Pero esos rasgos claros del Torico del 38, visto lo visto, son el punto de referencia para una restauración —o restitución— en condiciones, y no los del otro, el del 93, con ojos de loco y pupilas tardorromanas. En el del 38, además, sus rasgos son recientes. Su descripción podría ser esta: «Los ojos almendrados se encuentran rodeados de profundas incisiones que se prolongan por encima de la nariz. Se puede apreciar cómo la boca aparece representada entreabierta y el pecho está labrado con pliegues en V. Estos pliegues se han ejecutado mediante incisiones curvas y paralelas que reproducen la papada».
Pero esta descripción no es del Torico sino del toro de Osuna, una importante escultura ibera del siglo V a. C. Cualquiera pensaría que quien modeló el Torico (al menos el que vemos en las fotos de la guerra) tenía en mente esta espléndida pieza. Si es así, no pudo pensar en ello antes de 1903, que es cuando se acometieron las excavaciones en el yacimiento de Urso, donde apareció la escultura. A una mente racionalista, la simplicidad de líneas del toro de Osuna, al tiempo que su expresividad y su aire, digamos, sagrado, le tenía que producir un entusiasmo parecido al que sintió Picasso con la escultura ibera. Y es curioso que también en la aguadora del monumento a Torán, una escultura de Victorio Macho de 1935, «los ojos almendrados se encuentran rodeados de profundas incisiones que se prolongan por encima de la nariz», y las «incisiones curvas y paralelas» marcan el cabello recogido, algo incluso más notorio en el boceto de la máscara del Monumento a Eugenio María de Hostos, inspirado en las korai de la Grecia arcaica.

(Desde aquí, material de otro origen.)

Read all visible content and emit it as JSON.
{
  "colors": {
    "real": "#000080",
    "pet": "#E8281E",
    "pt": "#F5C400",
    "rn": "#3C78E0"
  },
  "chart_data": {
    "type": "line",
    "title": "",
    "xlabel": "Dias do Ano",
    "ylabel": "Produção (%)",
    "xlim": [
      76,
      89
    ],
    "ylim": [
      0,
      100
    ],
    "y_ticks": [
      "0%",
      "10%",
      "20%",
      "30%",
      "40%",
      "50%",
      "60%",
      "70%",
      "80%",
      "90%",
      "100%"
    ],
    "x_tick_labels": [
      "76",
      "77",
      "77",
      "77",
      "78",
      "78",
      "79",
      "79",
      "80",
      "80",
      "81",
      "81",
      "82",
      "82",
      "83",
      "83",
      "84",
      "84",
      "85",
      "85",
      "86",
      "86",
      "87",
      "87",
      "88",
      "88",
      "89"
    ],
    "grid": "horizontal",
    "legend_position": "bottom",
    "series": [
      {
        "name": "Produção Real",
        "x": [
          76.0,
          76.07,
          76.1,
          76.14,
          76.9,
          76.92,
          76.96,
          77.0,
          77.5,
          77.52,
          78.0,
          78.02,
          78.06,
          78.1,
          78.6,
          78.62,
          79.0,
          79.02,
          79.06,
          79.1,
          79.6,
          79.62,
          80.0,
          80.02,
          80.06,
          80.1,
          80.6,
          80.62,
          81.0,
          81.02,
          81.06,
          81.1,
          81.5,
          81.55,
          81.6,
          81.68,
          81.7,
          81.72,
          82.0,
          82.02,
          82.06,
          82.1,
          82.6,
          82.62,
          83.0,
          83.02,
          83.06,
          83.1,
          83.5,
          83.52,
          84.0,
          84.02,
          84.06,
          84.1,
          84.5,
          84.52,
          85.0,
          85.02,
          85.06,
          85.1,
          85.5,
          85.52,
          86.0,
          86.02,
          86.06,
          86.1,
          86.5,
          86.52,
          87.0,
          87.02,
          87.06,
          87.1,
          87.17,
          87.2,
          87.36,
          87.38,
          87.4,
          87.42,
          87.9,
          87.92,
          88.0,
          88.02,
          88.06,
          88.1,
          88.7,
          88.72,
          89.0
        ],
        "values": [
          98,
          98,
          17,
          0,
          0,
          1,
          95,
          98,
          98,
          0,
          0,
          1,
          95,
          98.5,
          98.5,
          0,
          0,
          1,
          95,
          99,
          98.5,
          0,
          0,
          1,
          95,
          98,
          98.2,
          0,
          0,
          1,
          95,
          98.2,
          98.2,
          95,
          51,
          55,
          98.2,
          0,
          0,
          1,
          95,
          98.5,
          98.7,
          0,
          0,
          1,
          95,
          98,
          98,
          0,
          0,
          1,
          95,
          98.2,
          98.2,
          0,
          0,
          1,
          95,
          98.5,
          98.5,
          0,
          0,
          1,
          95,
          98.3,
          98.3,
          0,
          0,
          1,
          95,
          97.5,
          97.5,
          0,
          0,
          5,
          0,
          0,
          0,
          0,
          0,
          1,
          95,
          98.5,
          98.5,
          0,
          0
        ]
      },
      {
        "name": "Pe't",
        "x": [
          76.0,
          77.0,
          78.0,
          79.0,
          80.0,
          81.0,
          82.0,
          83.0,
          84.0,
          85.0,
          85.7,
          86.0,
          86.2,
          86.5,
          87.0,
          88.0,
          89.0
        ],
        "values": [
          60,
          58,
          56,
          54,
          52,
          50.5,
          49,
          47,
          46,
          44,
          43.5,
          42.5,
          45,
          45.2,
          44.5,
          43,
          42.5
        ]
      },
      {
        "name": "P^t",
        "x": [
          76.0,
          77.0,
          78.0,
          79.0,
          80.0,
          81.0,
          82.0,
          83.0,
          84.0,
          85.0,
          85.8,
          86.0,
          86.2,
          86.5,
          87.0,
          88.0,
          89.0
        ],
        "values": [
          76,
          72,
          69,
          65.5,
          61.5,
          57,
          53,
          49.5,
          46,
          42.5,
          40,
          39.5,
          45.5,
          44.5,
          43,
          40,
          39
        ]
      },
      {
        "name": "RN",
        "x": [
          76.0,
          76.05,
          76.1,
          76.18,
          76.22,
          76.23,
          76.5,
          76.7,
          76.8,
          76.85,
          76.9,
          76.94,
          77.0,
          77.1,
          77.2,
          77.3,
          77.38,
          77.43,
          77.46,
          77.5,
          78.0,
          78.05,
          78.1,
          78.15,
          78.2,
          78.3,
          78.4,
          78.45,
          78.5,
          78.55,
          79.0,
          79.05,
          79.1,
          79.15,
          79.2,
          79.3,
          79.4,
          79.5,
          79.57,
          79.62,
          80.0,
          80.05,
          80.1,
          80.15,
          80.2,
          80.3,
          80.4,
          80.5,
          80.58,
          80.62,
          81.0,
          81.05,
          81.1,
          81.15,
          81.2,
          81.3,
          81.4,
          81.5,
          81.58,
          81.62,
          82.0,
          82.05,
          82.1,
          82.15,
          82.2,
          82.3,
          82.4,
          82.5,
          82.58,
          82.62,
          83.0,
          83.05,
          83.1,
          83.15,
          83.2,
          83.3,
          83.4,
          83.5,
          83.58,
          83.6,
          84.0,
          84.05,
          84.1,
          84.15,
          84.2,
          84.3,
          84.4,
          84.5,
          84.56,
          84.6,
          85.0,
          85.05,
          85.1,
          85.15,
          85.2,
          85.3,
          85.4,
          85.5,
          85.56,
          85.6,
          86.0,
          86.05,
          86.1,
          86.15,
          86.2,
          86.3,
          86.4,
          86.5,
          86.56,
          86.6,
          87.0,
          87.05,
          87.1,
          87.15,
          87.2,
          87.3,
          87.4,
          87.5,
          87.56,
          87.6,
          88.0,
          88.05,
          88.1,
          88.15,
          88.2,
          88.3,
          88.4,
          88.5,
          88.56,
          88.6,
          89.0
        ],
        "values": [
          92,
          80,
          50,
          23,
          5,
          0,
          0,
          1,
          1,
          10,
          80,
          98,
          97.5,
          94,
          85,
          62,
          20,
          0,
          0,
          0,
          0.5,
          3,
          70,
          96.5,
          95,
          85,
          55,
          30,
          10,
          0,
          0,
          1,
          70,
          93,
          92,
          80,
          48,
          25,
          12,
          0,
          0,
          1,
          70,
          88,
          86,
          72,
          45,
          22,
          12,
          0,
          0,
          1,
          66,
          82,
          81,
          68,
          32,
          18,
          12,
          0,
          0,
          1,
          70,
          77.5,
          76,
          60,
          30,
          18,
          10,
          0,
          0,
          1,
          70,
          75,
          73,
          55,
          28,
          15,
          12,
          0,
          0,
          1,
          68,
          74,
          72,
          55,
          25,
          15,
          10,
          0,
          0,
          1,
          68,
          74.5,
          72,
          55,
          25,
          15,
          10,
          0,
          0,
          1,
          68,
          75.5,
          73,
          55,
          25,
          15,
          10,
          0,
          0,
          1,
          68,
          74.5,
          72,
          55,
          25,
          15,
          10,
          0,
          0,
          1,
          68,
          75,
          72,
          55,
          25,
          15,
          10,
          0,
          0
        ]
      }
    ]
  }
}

Con esto solo quiero decir que la estética del Torico de 1938 puede que sea una cuestión de modernidad, más parecido al toro de Osuna que al toro del coñá, es decir, tan moderno como la aguadora que solo tres años después se instala en un monumento proyectado, también, por Juan Antonio Muñoz. Ese Torico, sea de quien sea, es compatible con la modernidad de rescatar rasgos arcaicos para la escultura contemporánea, una forma de primitivismo muy común en los años de la vanguardia histórica.

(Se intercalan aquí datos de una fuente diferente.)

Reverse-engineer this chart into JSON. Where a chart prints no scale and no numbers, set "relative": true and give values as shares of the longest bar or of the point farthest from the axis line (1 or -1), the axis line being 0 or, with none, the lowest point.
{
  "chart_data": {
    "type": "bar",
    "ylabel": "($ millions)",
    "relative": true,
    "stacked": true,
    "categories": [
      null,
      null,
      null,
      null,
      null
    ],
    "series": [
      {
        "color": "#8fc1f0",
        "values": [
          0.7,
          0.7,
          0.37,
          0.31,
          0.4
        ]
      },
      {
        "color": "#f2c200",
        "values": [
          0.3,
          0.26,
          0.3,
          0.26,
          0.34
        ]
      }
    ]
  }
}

De momento no he visto que nadie dé una explicación convincente de por qué el Torico de 1938 se conserva íntegro, sin que la corrosión le haya producido deformaciones, mientras que el del 93 presenta un estado lamentable. Ni tampoco he oído hablar del Torico como escultura, como obra de arte, como pieza que se puede situar en unas coordenadas estéticas y temporales. Lo más probable es que yo también esté equivocado, pero el asunto, como digo, me importa. Eso es lo más curioso de todo.